Abstract 16815: GJA1-20k, a Truncated Isoform of Connexin 43, Nucleates De Novo Actin Clusters

Abstract

Introduction: Connexin 43 (Cx43) gap junctions allow rapid communication of signals between cardiomyocytes. Loss of Cx43 gap junction coupling contributes to arrhythmogenesis. GJA1-20k, a truncated internally translated isoform of the Cx43 gene GJA1 , is necessary for full length Cx43 trafficking to intercalated discs for gap junction formation. GJA1-20k stabilizes actin filaments, necessary for the Cx43 delivery highway. The mechanism of GJA1-20k interaction with actin, while essential for gap junction formation, is still not known. Methods: Cell free individual actin dynamics were observed by TIRF microscopy. For real time imaging of actin nucleation and polymerization, glass bottom chamber slides were pre-incubated with 100nM N-ethylmaleimide myosin and loaded with Alexa Fluor 488-conjugated actin (Thermo Fisher) with GJA1-20k in ATP containing buffer. Actin binding assays were performed using a spin-down assay kit (Cytoskeleton, Inc.). Actin polymerization was studied by using pyrene labeled actin (Cytoskeleton, Inc.). Results: Cell free biochemical binding assays show that GJA1-20k binds to G-actin molecules, nucleating de novo actin clusters yet also surprisingly preventing G-actin polymerization. Pyrene actin assays further confirm that GJA1-20k alone does not promote polymerization. Cell free TIRF imaging also reveals that GJA1-20k promotes the formation of de novo G-actin clusters (Figure 1).
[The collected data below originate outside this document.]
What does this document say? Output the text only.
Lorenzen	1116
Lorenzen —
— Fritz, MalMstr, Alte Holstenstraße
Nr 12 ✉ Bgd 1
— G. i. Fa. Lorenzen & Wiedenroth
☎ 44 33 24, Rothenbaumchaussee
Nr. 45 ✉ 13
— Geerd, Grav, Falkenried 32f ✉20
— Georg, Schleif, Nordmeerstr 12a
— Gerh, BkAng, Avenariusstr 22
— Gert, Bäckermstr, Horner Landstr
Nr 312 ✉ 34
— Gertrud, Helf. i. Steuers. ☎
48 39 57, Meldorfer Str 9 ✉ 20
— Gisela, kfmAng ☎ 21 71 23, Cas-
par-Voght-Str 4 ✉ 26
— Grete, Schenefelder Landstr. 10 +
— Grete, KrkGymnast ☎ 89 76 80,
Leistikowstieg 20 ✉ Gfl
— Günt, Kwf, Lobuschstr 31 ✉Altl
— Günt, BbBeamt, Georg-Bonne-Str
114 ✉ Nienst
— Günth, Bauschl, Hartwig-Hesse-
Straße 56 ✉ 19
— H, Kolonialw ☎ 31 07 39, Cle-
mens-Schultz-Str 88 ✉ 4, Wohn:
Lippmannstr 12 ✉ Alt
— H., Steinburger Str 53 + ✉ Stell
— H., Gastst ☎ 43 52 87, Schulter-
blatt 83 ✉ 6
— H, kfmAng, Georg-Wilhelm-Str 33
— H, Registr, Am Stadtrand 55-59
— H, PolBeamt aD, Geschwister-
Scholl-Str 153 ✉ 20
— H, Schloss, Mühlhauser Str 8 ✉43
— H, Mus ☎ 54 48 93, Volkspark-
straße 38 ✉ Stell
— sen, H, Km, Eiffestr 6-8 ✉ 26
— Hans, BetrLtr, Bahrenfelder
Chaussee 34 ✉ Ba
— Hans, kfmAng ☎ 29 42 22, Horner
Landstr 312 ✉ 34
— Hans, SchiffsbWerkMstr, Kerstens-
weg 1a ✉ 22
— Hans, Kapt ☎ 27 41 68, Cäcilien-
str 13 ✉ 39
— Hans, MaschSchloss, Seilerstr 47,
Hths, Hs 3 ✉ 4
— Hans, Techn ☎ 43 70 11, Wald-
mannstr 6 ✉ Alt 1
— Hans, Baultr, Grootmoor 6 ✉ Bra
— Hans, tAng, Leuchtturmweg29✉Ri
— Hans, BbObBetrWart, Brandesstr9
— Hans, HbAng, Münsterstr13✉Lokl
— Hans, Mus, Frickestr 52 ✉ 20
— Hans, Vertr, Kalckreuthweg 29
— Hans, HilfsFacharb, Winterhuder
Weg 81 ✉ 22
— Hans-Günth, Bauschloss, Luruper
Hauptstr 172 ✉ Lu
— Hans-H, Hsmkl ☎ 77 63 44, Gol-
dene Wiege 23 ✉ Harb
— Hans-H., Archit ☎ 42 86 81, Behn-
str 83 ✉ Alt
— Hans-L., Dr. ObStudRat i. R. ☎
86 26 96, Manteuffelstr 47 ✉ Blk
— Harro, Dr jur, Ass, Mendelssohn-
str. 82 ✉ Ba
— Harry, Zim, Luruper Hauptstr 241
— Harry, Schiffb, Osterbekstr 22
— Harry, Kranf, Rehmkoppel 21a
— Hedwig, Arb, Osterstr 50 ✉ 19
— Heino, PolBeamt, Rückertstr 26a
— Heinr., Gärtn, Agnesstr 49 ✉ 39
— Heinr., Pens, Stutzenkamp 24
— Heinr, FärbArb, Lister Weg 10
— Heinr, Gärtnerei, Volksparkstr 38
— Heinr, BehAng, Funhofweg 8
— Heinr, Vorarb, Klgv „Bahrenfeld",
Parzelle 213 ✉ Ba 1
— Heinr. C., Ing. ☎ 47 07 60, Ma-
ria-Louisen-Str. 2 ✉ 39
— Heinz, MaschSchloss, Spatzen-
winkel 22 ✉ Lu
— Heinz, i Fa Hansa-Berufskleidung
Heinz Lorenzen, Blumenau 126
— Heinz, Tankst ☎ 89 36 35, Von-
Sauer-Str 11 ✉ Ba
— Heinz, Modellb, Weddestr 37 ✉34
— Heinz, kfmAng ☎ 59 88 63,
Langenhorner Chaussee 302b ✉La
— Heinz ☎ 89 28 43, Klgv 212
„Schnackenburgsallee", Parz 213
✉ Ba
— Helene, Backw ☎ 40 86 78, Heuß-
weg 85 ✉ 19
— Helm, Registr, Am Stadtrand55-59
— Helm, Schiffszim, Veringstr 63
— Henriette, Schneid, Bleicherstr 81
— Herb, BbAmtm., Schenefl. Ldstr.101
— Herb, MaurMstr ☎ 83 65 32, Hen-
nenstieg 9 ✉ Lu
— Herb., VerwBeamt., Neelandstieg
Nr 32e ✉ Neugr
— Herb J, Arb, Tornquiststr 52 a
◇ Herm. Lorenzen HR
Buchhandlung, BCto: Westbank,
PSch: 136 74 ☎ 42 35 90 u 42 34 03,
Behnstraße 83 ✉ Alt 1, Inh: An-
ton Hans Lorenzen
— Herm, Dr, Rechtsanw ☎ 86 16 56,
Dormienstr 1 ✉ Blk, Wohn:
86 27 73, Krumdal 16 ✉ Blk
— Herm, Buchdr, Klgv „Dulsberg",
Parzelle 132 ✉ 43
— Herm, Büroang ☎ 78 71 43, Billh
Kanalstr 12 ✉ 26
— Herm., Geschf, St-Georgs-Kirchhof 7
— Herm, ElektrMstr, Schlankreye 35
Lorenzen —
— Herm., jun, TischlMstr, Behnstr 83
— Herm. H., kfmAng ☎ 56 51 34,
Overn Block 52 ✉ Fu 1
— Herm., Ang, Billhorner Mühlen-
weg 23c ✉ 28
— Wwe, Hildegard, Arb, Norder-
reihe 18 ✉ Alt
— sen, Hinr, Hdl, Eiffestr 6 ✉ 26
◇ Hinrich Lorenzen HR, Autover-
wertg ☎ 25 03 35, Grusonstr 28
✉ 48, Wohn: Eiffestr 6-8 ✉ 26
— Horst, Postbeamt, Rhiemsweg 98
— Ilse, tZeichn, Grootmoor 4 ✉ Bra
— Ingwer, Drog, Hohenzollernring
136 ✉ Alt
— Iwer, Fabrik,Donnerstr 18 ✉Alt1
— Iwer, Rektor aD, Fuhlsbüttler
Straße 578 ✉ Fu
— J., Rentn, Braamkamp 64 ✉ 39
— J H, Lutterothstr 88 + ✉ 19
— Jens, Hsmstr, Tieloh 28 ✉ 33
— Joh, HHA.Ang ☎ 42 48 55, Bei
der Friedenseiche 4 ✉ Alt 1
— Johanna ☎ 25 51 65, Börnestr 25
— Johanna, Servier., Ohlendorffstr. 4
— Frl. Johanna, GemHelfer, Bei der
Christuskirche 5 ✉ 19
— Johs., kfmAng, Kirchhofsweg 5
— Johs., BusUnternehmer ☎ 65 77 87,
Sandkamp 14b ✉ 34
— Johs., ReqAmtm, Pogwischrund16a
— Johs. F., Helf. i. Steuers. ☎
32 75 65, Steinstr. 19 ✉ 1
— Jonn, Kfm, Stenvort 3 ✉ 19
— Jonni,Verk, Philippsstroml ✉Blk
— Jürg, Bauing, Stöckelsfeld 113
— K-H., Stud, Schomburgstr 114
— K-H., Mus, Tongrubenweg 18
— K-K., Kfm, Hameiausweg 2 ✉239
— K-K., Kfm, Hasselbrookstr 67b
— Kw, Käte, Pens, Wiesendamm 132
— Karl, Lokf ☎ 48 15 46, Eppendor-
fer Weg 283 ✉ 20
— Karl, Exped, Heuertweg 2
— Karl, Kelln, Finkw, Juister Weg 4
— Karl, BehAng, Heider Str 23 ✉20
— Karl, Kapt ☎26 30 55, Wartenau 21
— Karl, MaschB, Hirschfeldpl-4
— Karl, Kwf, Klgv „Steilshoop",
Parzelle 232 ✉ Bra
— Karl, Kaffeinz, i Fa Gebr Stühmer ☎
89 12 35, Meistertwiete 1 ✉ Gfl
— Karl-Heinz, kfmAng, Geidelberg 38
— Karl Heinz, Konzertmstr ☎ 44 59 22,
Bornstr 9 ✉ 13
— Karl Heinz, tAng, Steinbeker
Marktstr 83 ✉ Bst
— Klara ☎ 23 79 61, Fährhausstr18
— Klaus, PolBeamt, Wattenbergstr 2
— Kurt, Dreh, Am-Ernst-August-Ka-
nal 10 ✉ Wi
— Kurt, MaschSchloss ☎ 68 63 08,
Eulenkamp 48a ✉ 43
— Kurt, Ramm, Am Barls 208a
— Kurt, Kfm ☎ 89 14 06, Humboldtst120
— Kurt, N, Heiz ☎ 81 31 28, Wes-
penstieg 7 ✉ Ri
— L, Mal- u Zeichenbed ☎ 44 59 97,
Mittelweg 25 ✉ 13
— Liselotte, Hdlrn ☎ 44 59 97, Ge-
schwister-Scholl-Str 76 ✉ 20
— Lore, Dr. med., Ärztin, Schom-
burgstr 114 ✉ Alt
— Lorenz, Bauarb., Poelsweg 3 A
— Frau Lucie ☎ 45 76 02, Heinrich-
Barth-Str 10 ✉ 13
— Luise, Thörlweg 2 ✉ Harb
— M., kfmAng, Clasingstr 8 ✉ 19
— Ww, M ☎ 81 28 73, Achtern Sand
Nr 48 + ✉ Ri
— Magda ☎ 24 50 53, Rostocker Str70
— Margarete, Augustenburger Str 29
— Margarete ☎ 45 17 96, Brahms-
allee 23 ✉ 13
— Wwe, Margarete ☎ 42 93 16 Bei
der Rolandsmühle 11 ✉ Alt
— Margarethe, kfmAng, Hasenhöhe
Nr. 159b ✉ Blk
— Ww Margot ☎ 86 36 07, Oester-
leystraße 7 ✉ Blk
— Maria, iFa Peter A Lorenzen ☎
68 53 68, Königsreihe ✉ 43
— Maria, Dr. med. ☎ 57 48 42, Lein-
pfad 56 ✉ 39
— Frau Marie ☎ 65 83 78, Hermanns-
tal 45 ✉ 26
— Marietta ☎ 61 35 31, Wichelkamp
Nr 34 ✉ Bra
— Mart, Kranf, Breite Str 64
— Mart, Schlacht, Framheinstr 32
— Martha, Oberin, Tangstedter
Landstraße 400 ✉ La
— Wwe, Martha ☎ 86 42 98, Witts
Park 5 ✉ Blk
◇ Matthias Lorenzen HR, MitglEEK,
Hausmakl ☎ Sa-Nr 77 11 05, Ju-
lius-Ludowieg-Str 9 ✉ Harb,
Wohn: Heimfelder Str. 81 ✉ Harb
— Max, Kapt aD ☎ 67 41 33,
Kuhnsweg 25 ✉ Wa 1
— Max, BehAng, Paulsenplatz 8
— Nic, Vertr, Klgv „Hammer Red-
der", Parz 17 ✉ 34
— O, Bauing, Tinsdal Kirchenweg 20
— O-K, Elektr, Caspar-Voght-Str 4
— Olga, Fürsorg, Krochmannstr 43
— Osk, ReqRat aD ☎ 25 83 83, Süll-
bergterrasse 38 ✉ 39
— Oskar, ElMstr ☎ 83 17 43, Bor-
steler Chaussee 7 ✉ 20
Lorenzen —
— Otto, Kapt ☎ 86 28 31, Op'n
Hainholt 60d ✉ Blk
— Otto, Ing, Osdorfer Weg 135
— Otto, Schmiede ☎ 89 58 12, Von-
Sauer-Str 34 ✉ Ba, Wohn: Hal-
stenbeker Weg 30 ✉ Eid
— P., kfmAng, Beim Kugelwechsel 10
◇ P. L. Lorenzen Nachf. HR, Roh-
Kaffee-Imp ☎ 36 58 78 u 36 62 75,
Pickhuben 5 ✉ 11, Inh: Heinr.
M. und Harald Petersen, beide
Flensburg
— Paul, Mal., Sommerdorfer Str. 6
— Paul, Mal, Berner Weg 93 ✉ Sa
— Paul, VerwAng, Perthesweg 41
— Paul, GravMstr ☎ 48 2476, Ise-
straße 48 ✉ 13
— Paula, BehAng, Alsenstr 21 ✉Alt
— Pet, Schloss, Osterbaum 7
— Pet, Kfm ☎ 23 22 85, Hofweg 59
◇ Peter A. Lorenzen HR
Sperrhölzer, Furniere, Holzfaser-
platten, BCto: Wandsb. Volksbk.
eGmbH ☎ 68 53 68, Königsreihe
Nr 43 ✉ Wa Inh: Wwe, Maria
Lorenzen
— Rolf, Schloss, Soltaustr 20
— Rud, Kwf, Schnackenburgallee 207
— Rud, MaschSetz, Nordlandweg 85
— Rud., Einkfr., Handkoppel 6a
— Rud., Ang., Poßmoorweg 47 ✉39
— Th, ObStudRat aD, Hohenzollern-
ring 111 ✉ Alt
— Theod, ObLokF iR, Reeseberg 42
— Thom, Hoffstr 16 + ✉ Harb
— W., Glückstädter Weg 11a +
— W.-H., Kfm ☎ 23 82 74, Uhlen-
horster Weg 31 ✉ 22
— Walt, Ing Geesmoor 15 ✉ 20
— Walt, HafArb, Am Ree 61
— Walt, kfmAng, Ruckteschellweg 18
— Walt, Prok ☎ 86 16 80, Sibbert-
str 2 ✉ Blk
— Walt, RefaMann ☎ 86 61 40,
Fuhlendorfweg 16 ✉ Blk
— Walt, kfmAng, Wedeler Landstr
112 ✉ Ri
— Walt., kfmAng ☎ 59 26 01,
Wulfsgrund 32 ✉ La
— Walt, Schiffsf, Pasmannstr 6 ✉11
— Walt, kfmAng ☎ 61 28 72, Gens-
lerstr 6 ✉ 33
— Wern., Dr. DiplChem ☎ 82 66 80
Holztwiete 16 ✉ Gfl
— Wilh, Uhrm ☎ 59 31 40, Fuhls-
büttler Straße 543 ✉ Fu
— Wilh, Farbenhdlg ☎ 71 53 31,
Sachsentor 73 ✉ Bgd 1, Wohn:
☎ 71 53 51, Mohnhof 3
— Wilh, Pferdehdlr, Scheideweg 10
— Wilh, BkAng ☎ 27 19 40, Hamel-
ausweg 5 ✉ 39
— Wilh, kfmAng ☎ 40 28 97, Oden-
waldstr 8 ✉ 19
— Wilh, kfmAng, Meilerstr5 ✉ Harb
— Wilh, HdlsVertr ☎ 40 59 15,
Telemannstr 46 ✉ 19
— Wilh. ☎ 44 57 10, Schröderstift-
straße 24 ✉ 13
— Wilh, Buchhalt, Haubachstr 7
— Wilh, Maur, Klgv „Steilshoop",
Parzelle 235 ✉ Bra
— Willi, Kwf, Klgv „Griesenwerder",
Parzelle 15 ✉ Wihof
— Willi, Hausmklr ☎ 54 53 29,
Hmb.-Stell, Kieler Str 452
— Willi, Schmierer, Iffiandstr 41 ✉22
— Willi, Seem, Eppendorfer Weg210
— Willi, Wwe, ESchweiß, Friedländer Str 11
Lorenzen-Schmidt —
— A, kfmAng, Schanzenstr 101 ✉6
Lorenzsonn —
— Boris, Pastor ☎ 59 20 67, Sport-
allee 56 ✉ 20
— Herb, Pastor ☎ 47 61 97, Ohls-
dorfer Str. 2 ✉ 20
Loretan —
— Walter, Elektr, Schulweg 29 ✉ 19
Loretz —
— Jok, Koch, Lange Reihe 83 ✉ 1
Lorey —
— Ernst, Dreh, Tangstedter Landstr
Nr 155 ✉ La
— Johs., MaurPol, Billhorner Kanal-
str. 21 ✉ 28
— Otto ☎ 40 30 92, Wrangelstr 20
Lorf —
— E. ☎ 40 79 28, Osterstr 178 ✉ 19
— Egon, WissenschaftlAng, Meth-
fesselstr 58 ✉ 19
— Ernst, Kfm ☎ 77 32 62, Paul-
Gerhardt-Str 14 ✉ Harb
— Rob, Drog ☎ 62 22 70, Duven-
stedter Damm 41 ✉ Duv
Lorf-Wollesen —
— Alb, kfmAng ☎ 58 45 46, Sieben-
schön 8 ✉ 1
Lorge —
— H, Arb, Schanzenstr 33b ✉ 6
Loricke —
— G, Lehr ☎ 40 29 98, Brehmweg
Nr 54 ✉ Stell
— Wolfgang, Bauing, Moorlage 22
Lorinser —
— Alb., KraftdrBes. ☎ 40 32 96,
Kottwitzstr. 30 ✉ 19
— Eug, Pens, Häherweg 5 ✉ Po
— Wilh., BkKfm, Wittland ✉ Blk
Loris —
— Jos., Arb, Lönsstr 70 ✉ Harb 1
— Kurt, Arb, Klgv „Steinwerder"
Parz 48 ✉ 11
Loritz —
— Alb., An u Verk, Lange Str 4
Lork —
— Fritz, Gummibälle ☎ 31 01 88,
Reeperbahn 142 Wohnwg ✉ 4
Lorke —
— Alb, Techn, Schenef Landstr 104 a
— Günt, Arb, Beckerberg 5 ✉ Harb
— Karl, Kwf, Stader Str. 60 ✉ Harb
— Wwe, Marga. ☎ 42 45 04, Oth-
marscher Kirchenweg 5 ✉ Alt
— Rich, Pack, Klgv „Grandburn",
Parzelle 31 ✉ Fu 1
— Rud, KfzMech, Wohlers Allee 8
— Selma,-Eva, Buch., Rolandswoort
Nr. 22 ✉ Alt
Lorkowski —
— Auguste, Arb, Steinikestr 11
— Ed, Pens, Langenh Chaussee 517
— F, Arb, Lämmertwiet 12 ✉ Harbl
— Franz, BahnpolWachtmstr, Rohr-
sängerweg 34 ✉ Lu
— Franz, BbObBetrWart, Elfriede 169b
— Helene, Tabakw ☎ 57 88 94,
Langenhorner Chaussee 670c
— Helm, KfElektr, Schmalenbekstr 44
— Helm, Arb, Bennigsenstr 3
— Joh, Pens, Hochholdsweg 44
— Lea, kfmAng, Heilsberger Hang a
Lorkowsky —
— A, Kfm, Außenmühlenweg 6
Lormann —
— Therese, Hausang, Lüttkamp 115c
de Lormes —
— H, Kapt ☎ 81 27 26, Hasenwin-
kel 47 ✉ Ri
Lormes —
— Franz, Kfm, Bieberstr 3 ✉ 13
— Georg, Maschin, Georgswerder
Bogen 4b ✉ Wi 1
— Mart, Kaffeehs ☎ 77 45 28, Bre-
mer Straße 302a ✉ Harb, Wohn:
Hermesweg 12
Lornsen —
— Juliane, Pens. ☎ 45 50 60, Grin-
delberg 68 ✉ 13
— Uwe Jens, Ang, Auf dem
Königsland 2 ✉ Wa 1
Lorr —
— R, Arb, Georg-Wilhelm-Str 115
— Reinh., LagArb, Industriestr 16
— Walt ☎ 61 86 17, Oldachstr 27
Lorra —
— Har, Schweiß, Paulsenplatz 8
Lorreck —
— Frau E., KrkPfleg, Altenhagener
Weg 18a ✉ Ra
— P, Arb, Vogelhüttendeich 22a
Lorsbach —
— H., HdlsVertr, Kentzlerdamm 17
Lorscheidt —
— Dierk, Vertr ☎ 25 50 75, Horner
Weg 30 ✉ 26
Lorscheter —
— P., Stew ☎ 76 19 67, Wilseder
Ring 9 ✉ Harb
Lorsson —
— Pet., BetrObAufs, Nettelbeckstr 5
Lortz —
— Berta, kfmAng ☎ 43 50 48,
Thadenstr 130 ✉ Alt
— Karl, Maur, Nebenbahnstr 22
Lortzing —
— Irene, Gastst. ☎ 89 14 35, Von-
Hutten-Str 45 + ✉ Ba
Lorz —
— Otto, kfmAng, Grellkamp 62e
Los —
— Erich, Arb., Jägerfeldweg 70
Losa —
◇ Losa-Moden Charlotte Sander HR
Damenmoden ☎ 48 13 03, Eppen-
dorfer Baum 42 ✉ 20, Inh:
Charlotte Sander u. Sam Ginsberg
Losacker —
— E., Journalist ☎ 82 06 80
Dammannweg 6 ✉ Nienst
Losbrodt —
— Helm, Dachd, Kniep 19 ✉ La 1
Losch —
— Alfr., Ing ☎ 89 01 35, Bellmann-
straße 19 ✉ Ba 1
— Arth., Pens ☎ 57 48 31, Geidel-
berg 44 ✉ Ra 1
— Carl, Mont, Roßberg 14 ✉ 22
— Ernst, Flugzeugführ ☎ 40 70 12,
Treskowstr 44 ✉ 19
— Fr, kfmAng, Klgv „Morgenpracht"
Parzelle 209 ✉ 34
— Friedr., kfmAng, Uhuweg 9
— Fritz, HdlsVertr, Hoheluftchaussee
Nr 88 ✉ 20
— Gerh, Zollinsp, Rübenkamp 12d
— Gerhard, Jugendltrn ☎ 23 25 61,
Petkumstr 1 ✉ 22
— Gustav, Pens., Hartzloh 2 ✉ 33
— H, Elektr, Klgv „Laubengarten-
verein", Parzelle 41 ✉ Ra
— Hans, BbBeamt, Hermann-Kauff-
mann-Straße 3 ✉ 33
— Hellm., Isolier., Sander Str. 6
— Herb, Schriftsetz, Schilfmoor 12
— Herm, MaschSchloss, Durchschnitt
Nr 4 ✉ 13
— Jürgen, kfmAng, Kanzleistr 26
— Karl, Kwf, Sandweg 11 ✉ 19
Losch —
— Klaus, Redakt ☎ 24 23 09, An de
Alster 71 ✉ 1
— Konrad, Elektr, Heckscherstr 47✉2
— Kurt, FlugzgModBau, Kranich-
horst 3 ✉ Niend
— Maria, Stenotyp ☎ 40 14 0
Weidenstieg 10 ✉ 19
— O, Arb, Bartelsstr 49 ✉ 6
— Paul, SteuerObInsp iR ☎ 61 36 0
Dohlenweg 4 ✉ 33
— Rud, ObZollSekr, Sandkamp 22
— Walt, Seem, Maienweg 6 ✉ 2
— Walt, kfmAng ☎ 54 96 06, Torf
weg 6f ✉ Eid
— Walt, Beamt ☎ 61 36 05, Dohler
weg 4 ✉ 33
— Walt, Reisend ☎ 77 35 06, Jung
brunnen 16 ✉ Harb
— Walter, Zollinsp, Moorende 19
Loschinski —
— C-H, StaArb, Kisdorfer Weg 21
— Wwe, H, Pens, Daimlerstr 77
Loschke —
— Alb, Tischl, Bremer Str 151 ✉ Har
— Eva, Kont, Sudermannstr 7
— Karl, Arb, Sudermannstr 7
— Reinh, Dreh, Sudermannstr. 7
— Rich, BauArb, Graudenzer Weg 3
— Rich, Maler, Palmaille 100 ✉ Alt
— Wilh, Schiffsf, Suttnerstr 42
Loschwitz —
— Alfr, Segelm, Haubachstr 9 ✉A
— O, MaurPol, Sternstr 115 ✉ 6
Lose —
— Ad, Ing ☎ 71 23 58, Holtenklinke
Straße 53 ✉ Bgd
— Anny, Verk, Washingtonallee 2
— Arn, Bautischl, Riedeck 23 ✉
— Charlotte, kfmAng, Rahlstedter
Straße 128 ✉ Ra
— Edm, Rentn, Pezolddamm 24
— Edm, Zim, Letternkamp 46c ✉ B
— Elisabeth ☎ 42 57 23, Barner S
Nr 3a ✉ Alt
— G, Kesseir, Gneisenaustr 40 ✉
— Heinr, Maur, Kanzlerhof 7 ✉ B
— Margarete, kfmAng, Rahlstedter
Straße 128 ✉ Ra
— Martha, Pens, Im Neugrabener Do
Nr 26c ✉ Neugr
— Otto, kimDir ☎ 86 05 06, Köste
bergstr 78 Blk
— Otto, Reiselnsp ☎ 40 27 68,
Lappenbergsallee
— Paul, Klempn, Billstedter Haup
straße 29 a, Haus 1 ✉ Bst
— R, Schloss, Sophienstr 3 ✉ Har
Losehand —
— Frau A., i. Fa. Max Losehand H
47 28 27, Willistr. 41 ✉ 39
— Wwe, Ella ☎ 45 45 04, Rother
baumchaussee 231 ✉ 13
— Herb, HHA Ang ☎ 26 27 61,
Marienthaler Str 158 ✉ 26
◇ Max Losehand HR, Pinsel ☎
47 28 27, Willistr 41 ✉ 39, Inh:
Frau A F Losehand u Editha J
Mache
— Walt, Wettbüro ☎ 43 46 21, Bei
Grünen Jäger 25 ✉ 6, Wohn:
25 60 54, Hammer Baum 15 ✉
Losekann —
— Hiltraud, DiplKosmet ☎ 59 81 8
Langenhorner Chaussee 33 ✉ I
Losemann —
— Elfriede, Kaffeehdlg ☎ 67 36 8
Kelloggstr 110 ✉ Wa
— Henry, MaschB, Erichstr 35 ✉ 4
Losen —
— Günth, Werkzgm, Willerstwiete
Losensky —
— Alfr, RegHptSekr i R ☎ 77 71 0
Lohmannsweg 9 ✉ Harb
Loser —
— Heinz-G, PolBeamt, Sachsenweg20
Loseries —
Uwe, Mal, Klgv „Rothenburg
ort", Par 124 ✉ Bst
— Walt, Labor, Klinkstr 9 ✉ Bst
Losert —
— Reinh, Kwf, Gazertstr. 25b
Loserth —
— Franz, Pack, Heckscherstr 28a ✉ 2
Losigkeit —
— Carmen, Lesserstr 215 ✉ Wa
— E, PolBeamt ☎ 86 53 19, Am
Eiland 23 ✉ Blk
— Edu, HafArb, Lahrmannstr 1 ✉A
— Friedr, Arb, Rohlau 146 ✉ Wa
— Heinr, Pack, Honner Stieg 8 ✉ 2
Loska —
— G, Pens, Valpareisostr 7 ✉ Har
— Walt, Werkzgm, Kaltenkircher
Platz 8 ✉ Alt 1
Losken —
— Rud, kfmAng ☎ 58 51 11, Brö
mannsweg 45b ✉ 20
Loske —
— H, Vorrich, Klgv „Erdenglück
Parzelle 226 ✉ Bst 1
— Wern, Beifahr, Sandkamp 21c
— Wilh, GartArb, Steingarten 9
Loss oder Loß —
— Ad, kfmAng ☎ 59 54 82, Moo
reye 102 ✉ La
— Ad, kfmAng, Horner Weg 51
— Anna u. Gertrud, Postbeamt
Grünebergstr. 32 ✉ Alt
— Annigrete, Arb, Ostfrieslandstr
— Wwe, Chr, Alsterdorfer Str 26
Once a critical degree of nucleation is present however, polymerization occurs at a rate that promotes the formation of thicker actin fibers. Because GJA1-20k preferentially supports nucleation over polymerization, GJA1-20k introduces novel foci of new actin growth that, when a critical mass is present, rapidly overflows to polymerization. Conclusions: GJA1-20k nucleates de novo actin clusters, and thus is able to seed novel cytoskeleton growth patterns, dictating the direction of gap junction delivery.